Alexandre Dumas’ father, Thomas-Alexandre Dumas, was born in 1762 in the French colony of Saint-Domingue (now known as Haiti). His parents had two daughters, and his mother also had an older daughter from before she had been bought by Alexandre Antoine. Because of their mother’s status as an enslaved person, Thomas-Alexandre and his sisters were also all born into slavery.

 

In 1757, Alexandre Dumas’ mother died and his father, too, died the following year. Despite not being the eldest son, Charles traveled back to Normandy to claim the family château and title before dying of gout in 1773. Louis, the youngest of the three brothers, also died shortly after, meaning the family title and property fell to Alexandre Antoine.

 

In 1775, therefore, Alexandre Antoine returned to France with his illegitimate son, Thomas-Alexandre, in tow. As slavery was outlawed in France, Thomas-Alexandre’s arrival there de facto granted him his freedom, and his father had him enrolled in military school. However, before leaving Saint-Domingue, Alexandre Antoine had sold Marie-Cessette and her three daughters to a fellow aristocrat from Nantes.

 

It is unclear what happened to Marie-Cessette after this point. According to two documents signed by Thomas-Alexandre, she died in La Guinaudée, near Trou Jérémie, Saint-Domingue, in 1772. However, two later documents from 1775 and 1801 suggest that she was, in fact, still alive.

 

One of the documents signed by Thomas-Alexandre in which it is alleged that Marie-Cessette died in 1772, however, was his marriage certificate.

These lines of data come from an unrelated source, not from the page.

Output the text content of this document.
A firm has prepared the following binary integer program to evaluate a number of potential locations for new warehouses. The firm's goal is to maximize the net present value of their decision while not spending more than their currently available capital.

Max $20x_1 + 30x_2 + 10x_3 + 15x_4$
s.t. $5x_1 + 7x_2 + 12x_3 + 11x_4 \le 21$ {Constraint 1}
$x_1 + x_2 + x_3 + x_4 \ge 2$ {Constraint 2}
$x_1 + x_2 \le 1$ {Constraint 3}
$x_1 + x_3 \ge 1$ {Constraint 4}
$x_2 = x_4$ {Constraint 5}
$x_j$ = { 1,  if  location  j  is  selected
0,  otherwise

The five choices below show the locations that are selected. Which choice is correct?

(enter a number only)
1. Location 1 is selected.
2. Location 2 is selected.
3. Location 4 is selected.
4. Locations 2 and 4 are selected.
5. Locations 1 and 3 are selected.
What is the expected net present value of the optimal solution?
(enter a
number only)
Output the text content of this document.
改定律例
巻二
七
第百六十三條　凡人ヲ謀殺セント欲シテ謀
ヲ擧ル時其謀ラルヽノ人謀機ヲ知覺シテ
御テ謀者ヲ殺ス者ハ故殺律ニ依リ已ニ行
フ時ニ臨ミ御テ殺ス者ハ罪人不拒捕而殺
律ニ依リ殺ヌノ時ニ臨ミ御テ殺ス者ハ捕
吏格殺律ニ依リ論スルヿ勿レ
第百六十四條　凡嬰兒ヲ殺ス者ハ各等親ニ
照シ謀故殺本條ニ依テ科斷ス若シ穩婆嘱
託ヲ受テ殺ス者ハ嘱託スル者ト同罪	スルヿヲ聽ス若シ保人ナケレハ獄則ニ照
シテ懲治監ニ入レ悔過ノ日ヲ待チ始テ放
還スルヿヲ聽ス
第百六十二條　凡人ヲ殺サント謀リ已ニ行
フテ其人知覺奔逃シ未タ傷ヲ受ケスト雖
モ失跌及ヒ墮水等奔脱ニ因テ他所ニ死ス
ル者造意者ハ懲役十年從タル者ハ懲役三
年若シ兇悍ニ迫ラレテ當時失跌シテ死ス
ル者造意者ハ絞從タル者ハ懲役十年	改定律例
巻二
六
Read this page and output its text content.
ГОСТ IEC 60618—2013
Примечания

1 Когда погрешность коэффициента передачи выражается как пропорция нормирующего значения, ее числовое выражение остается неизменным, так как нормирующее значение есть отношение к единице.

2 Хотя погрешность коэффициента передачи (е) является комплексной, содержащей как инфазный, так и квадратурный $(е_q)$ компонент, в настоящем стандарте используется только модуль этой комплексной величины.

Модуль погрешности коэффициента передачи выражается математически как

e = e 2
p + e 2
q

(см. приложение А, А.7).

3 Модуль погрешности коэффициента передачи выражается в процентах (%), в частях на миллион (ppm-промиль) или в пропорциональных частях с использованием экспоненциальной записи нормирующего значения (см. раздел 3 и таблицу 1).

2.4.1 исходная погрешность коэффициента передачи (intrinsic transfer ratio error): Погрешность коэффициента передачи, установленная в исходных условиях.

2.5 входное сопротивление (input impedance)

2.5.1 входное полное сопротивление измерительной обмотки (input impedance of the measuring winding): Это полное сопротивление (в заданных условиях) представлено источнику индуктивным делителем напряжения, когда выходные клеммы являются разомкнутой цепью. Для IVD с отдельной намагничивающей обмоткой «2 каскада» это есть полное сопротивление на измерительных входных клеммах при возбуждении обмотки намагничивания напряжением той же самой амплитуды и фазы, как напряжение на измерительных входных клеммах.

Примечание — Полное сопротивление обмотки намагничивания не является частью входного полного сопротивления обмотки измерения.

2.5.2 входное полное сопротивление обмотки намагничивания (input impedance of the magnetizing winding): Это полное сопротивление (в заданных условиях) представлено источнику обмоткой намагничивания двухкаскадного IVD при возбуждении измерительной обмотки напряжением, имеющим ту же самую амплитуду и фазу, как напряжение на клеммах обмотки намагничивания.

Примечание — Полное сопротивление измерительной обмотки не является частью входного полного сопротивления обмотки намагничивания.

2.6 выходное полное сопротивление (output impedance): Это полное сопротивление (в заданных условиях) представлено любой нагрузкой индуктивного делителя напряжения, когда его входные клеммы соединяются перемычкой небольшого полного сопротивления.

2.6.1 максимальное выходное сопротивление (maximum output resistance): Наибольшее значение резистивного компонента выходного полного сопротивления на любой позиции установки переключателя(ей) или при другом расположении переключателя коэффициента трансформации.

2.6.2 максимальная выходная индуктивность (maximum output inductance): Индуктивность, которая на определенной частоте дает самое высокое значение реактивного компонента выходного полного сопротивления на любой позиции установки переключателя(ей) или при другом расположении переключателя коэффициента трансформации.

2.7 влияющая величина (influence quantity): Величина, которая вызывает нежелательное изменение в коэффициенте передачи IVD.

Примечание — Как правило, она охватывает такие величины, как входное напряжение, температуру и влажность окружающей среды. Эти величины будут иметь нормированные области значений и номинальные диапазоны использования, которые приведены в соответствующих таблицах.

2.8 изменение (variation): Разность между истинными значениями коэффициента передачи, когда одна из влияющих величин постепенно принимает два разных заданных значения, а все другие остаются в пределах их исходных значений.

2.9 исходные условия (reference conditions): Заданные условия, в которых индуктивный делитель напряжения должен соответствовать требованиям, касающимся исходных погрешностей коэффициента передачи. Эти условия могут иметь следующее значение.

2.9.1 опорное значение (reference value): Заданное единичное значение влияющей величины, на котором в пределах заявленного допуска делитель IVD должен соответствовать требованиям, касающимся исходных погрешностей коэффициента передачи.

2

While stationed in Amiens with the Black Legion, he married Marie-Louise Élisabeth Labouret, the daughter of an innkeeper, on November 28th, 1792 in Villers-Cotterêts. It is therefore likely that Thomas-Alexandre was anxious to avoid having to secure his mother’s permission to marry and so disclose her status as an enslaved person.

 

alexandre dumas photograph
Photograph of Alexandre Dumas, via IMDb

 

While his mother and sisters remained in slavery, Thomas-Alexandre went on to distinguish himself in his military career and was promoted to the rank of general by the age of 31. In doing so, he became the first soldier of Afro-Caribbean heritage to reach that rank in the French army. After marrying Marie-Louise, he bought a 30-acre farm where the couple raised their two daughters, Marie-Alexandrine and Louise Alexandrine, and their only son, Alexandre Dumas.

 

In 1799, however, he was captured at Taranto in the Kingdom of Naples by the Holy Faith Army led by Cardinal Fabrizio Ruffo. The Holy Faith Army was in alliance with King Ferdinand IV of the Kingdom of Naples, who was at war with France at the time. Thomas-Alexandre was imprisoned by his captors for two years. His wife appealed to Napoleon (who had seized power in 1799) and his government, but Thomas-Alexandre was only released following Napoleon’s defeat of Ferdinand IV in 1801. By this time, he was left partially blind in one eye, physically disabled, and believed he had been routinely poisoned during his captivity.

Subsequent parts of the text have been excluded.